Another drug company CIO is Tom Flanagan of $14.6-billion Amgen. Before joining the biotech firm in 2004, Flanagan spent eight years at telecom titan MCI. He’s been CIO at Amgen since 2006, beginning as the executive heading up Amgen's Global ERP program. Before joining MCI, he was a career Navy officer. He has degrees from the U.S. Naval Academy, MIT, and Harvard University. At Amgen, Flanagan has overseen consolidating worldwide ERP systems and redesigning work processes to improve scientist collaboration using universal communications, desktop video conferencing and enterprise search.

 

Filippo Passerini has the title of president of global business services in addition to being chief information officer at Procter & Gamble. With  9 billion in annual revenue and a history dating back to 1837, P&G is the largest and oldest of the companies hosting a new member of the CIO Hall of Fame. Passerini has spent his entire career at P&G, starting in 1981 as a systems analyst. He was named CIO in 2004. Passerini, a native of Italy, has a doctorate in statistics and operating research from the University of Rome.

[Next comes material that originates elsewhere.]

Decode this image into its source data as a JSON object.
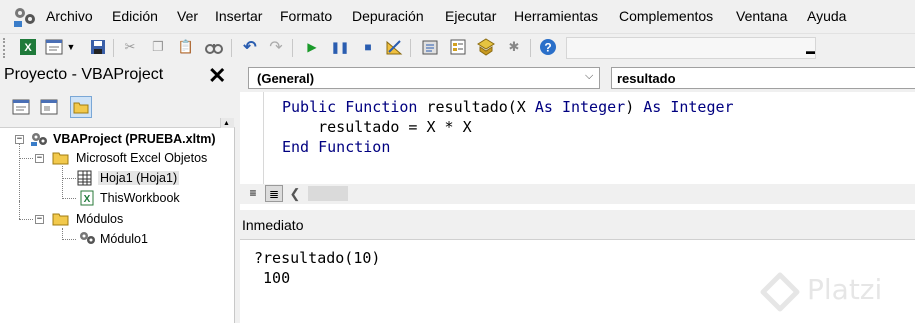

Among his accomplishments at P&G is a 2008 rollout of a 43-country Cisco video conferencing network.

 

The sole government CIO is Brent Stacey of Idaho National Laboratory. The Department of Energy nuclear research organization was created in 2005 from Argonne National Laboratory West, where Stacey had previously worked as an IT leader. Stacey was recognized as Idaho's Information Technology Executive of the Year in 2002 for his leadership. He’d previously founded SRV.net, an Internet service provider. His work at Idaho National Laboratory supports transforming the one-time clean-up and environmental facility into a research and development institution. His group has, among other things, built a high-performance supercomputer capability for modeling and simulation of nuclear reactors.